Fortunately for Addington and other coal producers, high oil prices coupled with the California energy crisis have given Republicans added leverage in arguing for increased domestic energy production -- regardless of environmental costs. Addington threw his considerable financial support to Bush and coal-friendly Congressional Republicans, including Senator George Allen of Virginia, Rep. Harold Rogers of Kentucky, and House Ways and Means Committee member Rep. J.D. Hayworth of Arizona. In all, Addington donated over $500,000 to Republicans during the last election cycle.
AEI has also done its part by lobbying Congress directly and supporting coal advocacy groups such as Americans for Balanced Energy Choices and the Center for Energy and Economic Development, both based in Virginia, as well as the Coalition for Affordable and Reliable Energy in Washington, D.C.

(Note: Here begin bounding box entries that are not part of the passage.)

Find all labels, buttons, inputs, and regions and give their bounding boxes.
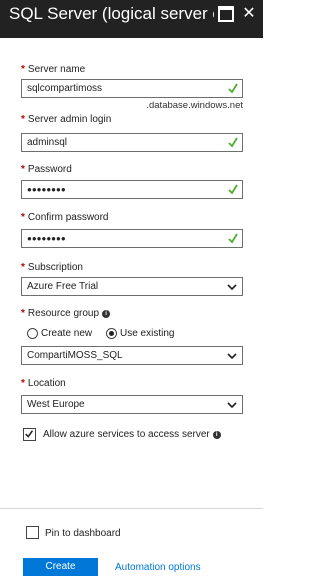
password-input[interactable]: ●●●●●●●● (21, 180, 243, 199)
admin-login-group: * Server admin login adminsql (21, 114, 243, 152)
subscription-select[interactable]: Azure Free Trial (21, 277, 243, 296)
resource-group-value: CompartiMOSS_SQL (27, 350, 123, 361)
blade-header: SQL Server (logical server o... ✕ (0, 0, 263, 38)
password-label: * Password (21, 164, 243, 175)
admin-login-input[interactable]: adminsql (21, 133, 243, 152)
required-marker: * (21, 308, 25, 319)
password-group: * Password ●●●●●●●● (21, 164, 243, 199)
automation-options-link[interactable]: Automation options (115, 562, 201, 573)
maximize-icon[interactable] (218, 6, 234, 22)
confirm-password-label-text: Confirm password (27, 212, 109, 223)
subscription-label-text: Subscription (27, 262, 83, 273)
required-marker: * (21, 164, 25, 175)
checkmark-icon (228, 137, 238, 148)
checkmark-icon (228, 83, 238, 94)
checkmark-icon (228, 233, 238, 244)
location-label-text: Location (27, 378, 66, 389)
admin-login-label-text: Server admin login (27, 114, 112, 125)
pin-to-dashboard-checkbox[interactable] (26, 526, 39, 539)
server-name-input[interactable]: sqlcompartimoss (21, 79, 243, 98)
info-icon[interactable]: i (102, 310, 111, 318)
server-name-suffix: .database.windows.net (146, 100, 243, 111)
checkmark-icon (228, 184, 238, 195)
allow-azure-label-text: Allow azure services to access server (43, 429, 210, 440)
pin-to-dashboard-label[interactable]: Pin to dashboard (45, 528, 121, 539)
use-existing-label[interactable]: Use existing (120, 328, 174, 339)
chevron-down-icon (227, 402, 237, 409)
info-icon[interactable]: i (212, 431, 221, 439)
checkmark-icon (25, 430, 34, 438)
chevron-down-icon (227, 284, 237, 291)
footer-divider (0, 508, 263, 509)
confirm-password-input[interactable]: ●●●●●●●● (21, 229, 243, 248)
subscription-value: Azure Free Trial (27, 281, 99, 292)
create-button[interactable]: Create (23, 558, 98, 576)
subscription-label: * Subscription (21, 262, 243, 273)
server-name-group: * Server name sqlcompartimoss .database.w… (21, 64, 243, 111)
close-icon[interactable]: ✕ (241, 6, 257, 22)
password-label-text: Password (27, 164, 72, 175)
server-name-label: * Server name (21, 64, 243, 75)
password-value: ●●●●●●●● (27, 185, 66, 194)
required-marker: * (21, 262, 25, 273)
admin-login-label: * Server admin login (21, 114, 243, 125)
resource-group-select[interactable]: CompartiMOSS_SQL (21, 346, 243, 365)
confirm-password-group: * Confirm password ●●●●●●●● (21, 212, 243, 248)
location-select[interactable]: West Europe (21, 395, 243, 414)
chevron-down-icon (227, 353, 237, 360)
server-name-label-text: Server name (27, 64, 86, 75)
create-new-label[interactable]: Create new (41, 328, 92, 339)
confirm-password-label: * Confirm password (21, 212, 243, 223)
allow-azure-checkbox[interactable] (23, 428, 36, 441)
use-existing-radio[interactable] (106, 328, 117, 339)
location-group: * Location West Europe (21, 378, 243, 414)
location-label: * Location (21, 378, 243, 389)
subscription-group: * Subscription Azure Free Trial (21, 262, 243, 296)
admin-login-value: adminsql (27, 137, 68, 148)
allow-azure-label: Allow azure services to access server i (43, 429, 221, 440)
server-name-value: sqlcompartimoss (27, 83, 103, 94)
confirm-password-value: ●●●●●●●● (27, 234, 66, 243)
location-value: West Europe (27, 399, 85, 410)
blade-title: SQL Server (logical server o... (9, 4, 214, 23)
required-marker: * (21, 212, 25, 223)
create-new-radio[interactable] (27, 328, 38, 339)
resource-group-label-text: Resource group (27, 308, 100, 319)
required-marker: * (21, 378, 25, 389)
resource-group-label: * Resource group i (21, 308, 243, 319)
required-marker: * (21, 114, 25, 125)
resource-group-group: * Resource group i (21, 308, 243, 319)
required-marker: * (21, 64, 25, 75)
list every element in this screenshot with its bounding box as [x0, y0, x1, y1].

Based in Kentucky, AEI Resources is one of the largest coal producers in the United States and the second largest in central Appalachia, with mines in Kentucky, Tennessee, West Virginia, Illinois, Indiana, and Colorado. Addington, along with his brothers Robert and Bruce, owns a controlling interest in the company. (Bruce Addington served on the steering committee for Kentucky's Bush-Cheney Balanced Energy Coalition.)
Recently, AEI has come under fire for its plan to construct a 500-megawatt plant on one of its sites in Knott County, Kentucky. Although the company says the plant will help clean up the environment by burning some of the 500 million tons of coal waste that the industry has dumped across Appalachia, environmentalists and park officials warn it will increase air pollution around the Great Smoky Mountains National Park and pose health risks to residents and wildlife.
Environmentalists have also criticized AEI and other coal producers for appealing a ruling by U.S. District Court Judge Charles Haden that limits mountaintop removal, a mining process that buries hundreds of miles of streams with waste rock and dirt (see "Razing Appalachia"). Haden based his ruling on a 1979 federal mining regulation that prohibits companies from filling valleys within 100 feet of streams. Coal companies want Congress to rewrite the law.